5. The device of claim 1, wherein the one or more processors are configured to receive the images from a camera coupled to the aircraft.

6. The device of claim 1, wherein the one or more processors are configured to perform object detection on the images to:

detect the first object; and

generate the first bounding box.

7. The device of claim 1, wherein the event corresponds to one of a plurality of events that are tracked by an aircraft turnaround management system, and wherein the aircraft turnaround management systems updates a status of the event based on the output.

8. The device of claim 7, wherein the aircraft turnaround management system determines a predicted delay based on the status of the event and planned timing data associated with the plurality of events.

9. The device of claim 1, wherein the bounding box data includes a second location history of a second bounding box associated with a second object detected in the images, and wherein the one or more processors are configured to process, using the trained model, the first location history and the second location history to detect the event.

10. The device of claim 1, wherein the bounding box data includes a third location history of a third bounding box associated with a third object detected in the images; and wherein the one or more processors are configured to:

process, using the trained model, the first location history and the third location history to detect a second event associated with the flight preparation of the aircraft; and

generate a second output indicating the second event.

11. The device of claim 1, wherein the one or more processors are configured to update the trained model based on tagged training data of multiple aircraft flight preparation events.

12. The device of claim 1, wherein the trained model is trained to detect a particular location pattern corresponding to historical location patterns associated with the event.

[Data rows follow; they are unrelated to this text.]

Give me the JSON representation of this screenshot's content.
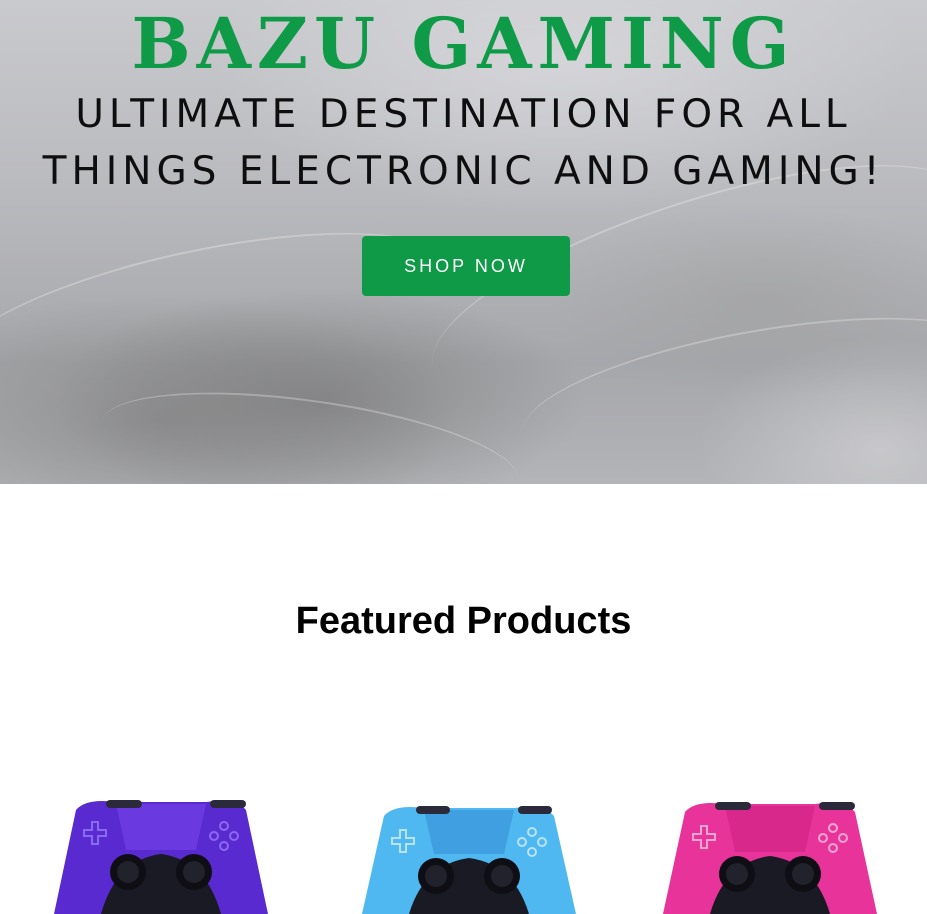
{
  "hero": {
    "title": "BAZU GAMING",
    "subtitle_line1": "ULTIMATE DESTINATION FOR ALL",
    "subtitle_line2": "THINGS ELECTRONIC AND GAMING!",
    "cta_label": "SHOP NOW",
    "brand_color": "#0f9a48"
  },
  "featured": {
    "title": "Featured Products",
    "products": [
      {
        "name": "purple-controller",
        "color": "#5a2ad1",
        "dark": "#3a17a0"
      },
      {
        "name": "blue-controller",
        "color": "#4fb8f0",
        "dark": "#2d86d8"
      },
      {
        "name": "pink-controller",
        "color": "#e8349a",
        "dark": "#b81d7a"
      }
    ]
  }
}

13. The device of claim 1, wherein the event includes at least one of: arrival of the aircraft, departure of the aircraft, arrival of a truck, departure of the truck, a change in a configuration of the truck, start of refueling, end of refueling, start of baggage loading, end of baggage loading, start of de-icing, end of de-icing, opening of a door of the aircraft, closing of the door of the aircraft, start of meal loading, end of meal loading, passenger embarkation, passenger disembarkation, extension of a bridge, or retraction of the bridge.

14. The device of claim 1, wherein the one or more processors are configured to:

obtain additional sensor data; and

selectively generate an alert based on determining whether the additional sensor data indicates the event.

15. An aircraft comprising:

one or more processors configured to: obtain bounding box data indicating a first location history of a first bounding box associated with a first object detected in images; process, using a trained model, at least the first location history to detect an event associated with flight preparation of the aircraft; and generate an output indicating the event.

16. The aircraft of claim 15, wherein the one or more processors are configured to:

obtain additional sensor data; and

selectively generate an alert based on determining whether the additional sensor data indicates the event.

17. The aircraft of claim 16, further comprising a door, wherein the additional sensor data indicates whether the door is open.

18. The aircraft of claim 16, further comprising at least an adaptable wing, wherein the additional sensor data indicates a detected position of the adaptable wing.

19. A method comprising:

obtaining, at a device, bounding box data indicating a first location history of a first bounding box associated with a first object detected in images;

processing, using a trained model, at least the first location history to detect an event associated with flight preparation of an aircraft; and

generating, at the device, an output indicating the event.

20. The method of claim 19, wherein the first object includes the aircraft, a fuel truck, a baggage cart, a de-icing truck, a catering truck, a pushback tug, a snow plow, an airstair, an air bridge, an apron bus, a belt loader, a container loader, a water truck, a lavatory service vehicle, a ground power unit, an air start unit, or a fire truck.